Shiv arrives in London and has lunch with Rhea, who offers her own former position as CEO of PGM to Shiv. Shiv senses that this is a ploy concocted by Logan. Meanwhile, Kendall and Logan visit Doddy's family; Kendall is visibly shaken, but Logan tells him the family attributes Doddy's death to his drug problems, and not anything to do with the Roys. Later that night, Kendall secretly delivers cash to the family's mailbox.

Shiv and Roman visit their mother and tell her the acceptable range of money Logan is apparently willing to offer to buy her loyalty to the company. Caroline sees through the ruse and demands either the family's summer home in the Hamptons, or a simple US$20 million on the condition that she sees her children every Christmas, allowing Logan to ultimately choose. Kendall arrives that night and attempts to open up about his remorse over Doddy's death to Caroline, but she blocks him and asks to discuss anything "quite difficult" the following morning. Nevertheless, Kendall wakes up to find that Caroline has already left the home.

Shiv confronts Logan over her position at the company. Logan accuses her of conspiring against him, confirming that he orchestrated the meeting with Rhea. The others fly back to New York without Shiv. Logan grows increasingly comfortable with Rhea. Shiv calls Kendall to warn him that Rhea is likely dangerous.

==Production==
"Return" was written by Jonathan Glatzer and directed by Becky Martin, who helmed the majority of Succession creator Jesse Armstrong's previous series, Peep Show. The episode was filmed in Scotland, in cities including Glasgow and Ayr, which stood in for the episode's English setting.

==Reception==
===Ratings===
Upon airing, the episode was watched by 0.508 million viewers, with an 18-49 rating of 0.13.

===Critical reception===
"Return" received critical acclaim. On Rotten Tomatoes, the episode has a rating of 93% based on 15 reviews, with the critics' consensus stating, "With its sharp writing and strong performances across the board, "Return" keenly shows how Logan Roy and Lady Caroline manipulated and warped their adult children for personal gain."
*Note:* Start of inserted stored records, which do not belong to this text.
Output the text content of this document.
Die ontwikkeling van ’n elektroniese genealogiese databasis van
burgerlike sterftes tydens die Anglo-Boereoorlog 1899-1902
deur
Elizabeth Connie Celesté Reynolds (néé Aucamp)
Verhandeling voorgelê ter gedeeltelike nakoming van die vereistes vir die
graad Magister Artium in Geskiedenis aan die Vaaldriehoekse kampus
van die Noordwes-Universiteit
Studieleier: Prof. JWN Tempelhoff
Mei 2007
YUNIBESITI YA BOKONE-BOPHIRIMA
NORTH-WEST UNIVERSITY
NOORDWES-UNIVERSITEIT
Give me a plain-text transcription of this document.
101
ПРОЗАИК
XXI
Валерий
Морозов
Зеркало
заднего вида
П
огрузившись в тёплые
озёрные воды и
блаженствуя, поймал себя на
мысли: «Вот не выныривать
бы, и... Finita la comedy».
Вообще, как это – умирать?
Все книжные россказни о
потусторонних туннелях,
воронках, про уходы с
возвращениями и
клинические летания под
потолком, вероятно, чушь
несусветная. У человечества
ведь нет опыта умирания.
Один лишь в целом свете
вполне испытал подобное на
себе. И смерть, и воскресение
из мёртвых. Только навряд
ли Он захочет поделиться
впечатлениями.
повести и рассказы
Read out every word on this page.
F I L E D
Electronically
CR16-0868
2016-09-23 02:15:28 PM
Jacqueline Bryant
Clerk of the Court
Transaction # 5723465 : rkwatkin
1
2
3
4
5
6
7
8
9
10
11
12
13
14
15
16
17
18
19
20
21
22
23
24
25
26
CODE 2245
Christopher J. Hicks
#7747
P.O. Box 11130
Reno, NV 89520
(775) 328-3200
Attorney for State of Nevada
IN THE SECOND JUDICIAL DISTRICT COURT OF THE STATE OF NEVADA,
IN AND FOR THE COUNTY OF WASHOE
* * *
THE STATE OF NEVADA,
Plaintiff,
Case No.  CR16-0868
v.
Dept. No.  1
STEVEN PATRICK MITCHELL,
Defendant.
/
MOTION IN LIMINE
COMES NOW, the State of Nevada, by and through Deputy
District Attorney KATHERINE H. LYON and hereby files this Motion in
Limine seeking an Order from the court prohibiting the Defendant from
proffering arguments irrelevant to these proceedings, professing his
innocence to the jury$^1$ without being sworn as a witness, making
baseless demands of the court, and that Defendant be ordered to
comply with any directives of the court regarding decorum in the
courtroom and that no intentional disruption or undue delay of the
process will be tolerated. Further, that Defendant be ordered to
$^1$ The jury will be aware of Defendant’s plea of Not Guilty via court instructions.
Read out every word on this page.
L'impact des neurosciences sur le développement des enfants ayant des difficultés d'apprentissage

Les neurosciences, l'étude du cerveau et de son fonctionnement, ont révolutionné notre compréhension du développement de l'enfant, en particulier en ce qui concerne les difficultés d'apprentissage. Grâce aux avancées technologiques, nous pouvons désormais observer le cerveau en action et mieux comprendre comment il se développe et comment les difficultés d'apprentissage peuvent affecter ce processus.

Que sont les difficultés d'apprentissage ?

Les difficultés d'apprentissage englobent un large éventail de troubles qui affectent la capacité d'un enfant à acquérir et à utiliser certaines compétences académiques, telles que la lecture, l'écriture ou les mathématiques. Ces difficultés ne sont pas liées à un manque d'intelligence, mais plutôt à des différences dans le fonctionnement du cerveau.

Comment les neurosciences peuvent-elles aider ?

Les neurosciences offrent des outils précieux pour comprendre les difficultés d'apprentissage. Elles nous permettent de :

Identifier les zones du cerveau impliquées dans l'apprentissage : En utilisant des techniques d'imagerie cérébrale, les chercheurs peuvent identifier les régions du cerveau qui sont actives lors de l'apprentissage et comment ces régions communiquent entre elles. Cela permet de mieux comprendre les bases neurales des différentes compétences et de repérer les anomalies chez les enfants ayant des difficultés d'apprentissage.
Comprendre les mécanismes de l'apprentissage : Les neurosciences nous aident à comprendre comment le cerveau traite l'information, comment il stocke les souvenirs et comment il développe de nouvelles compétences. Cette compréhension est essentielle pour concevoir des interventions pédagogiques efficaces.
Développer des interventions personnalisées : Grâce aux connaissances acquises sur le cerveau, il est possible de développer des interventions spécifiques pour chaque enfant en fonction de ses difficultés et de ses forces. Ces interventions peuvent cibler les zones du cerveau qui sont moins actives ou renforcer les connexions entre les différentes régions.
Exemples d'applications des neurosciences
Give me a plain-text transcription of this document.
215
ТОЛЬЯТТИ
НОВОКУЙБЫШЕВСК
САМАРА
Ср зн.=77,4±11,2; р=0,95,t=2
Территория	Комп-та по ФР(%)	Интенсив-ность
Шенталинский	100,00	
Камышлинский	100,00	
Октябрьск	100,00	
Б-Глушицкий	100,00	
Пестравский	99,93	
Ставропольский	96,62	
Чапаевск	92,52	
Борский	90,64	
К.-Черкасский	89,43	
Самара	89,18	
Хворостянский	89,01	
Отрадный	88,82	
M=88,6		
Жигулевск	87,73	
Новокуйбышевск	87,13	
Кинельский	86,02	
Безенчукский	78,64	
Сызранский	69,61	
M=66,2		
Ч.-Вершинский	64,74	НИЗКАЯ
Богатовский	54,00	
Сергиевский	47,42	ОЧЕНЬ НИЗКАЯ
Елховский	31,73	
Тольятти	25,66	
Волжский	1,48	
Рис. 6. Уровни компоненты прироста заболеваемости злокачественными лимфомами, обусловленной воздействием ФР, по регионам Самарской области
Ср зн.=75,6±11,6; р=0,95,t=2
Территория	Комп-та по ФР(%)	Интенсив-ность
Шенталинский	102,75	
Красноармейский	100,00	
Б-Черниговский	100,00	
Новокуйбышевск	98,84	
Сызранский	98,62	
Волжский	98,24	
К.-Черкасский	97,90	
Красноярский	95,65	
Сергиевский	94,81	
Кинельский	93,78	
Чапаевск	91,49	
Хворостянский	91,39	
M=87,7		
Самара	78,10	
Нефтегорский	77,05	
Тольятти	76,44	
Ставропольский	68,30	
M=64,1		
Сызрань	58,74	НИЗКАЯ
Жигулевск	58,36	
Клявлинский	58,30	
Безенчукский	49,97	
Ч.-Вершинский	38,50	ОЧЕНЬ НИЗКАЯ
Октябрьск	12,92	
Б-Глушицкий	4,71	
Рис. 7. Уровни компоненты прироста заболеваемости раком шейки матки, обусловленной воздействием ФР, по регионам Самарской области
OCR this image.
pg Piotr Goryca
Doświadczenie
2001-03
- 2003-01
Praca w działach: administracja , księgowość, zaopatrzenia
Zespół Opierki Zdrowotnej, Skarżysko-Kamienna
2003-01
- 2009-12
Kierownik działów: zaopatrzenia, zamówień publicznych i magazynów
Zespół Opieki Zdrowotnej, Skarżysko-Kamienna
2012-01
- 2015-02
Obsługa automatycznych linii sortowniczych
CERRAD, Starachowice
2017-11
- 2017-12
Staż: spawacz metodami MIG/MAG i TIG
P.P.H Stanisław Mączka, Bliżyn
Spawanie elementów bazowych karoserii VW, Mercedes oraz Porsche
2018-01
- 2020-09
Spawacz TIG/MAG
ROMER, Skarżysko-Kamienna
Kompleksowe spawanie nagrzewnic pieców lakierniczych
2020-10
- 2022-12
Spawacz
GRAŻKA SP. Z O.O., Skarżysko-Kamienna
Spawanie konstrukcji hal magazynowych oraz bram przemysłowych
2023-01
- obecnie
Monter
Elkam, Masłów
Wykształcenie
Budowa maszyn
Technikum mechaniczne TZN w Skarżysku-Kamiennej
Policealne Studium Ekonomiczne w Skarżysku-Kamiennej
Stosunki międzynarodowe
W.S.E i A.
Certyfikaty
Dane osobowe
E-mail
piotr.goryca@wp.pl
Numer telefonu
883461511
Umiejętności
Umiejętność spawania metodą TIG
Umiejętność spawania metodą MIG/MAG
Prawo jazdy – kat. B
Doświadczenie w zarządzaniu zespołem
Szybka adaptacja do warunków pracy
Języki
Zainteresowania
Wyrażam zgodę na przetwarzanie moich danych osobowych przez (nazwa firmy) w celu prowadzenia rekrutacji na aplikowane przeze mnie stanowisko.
Randall Colburn of The A.V. Club gave the episode an A and called it one of the series' best episodes, praising Jeremy Strong's "astounding" physical performance in the scenes where he visits Doddy's family, as well as the dynamic between Kendall and Roman. The episode received five stars from Scott Tobias of Vulture, who also praised the direction of the scenes at the Dodds home, as well as Holly Hunter's performance as a "diabolical" character. Noel Murray, writing for The New York Times, noted Nicholas Braun's performance as some of his "best physical and verbal comedy this week."

=== Accolades ===
Harriet Walter received a nomination for Outstanding Guest Actress in a Drama Series at the 72nd Primetime Emmy Awards for her performance in the episode.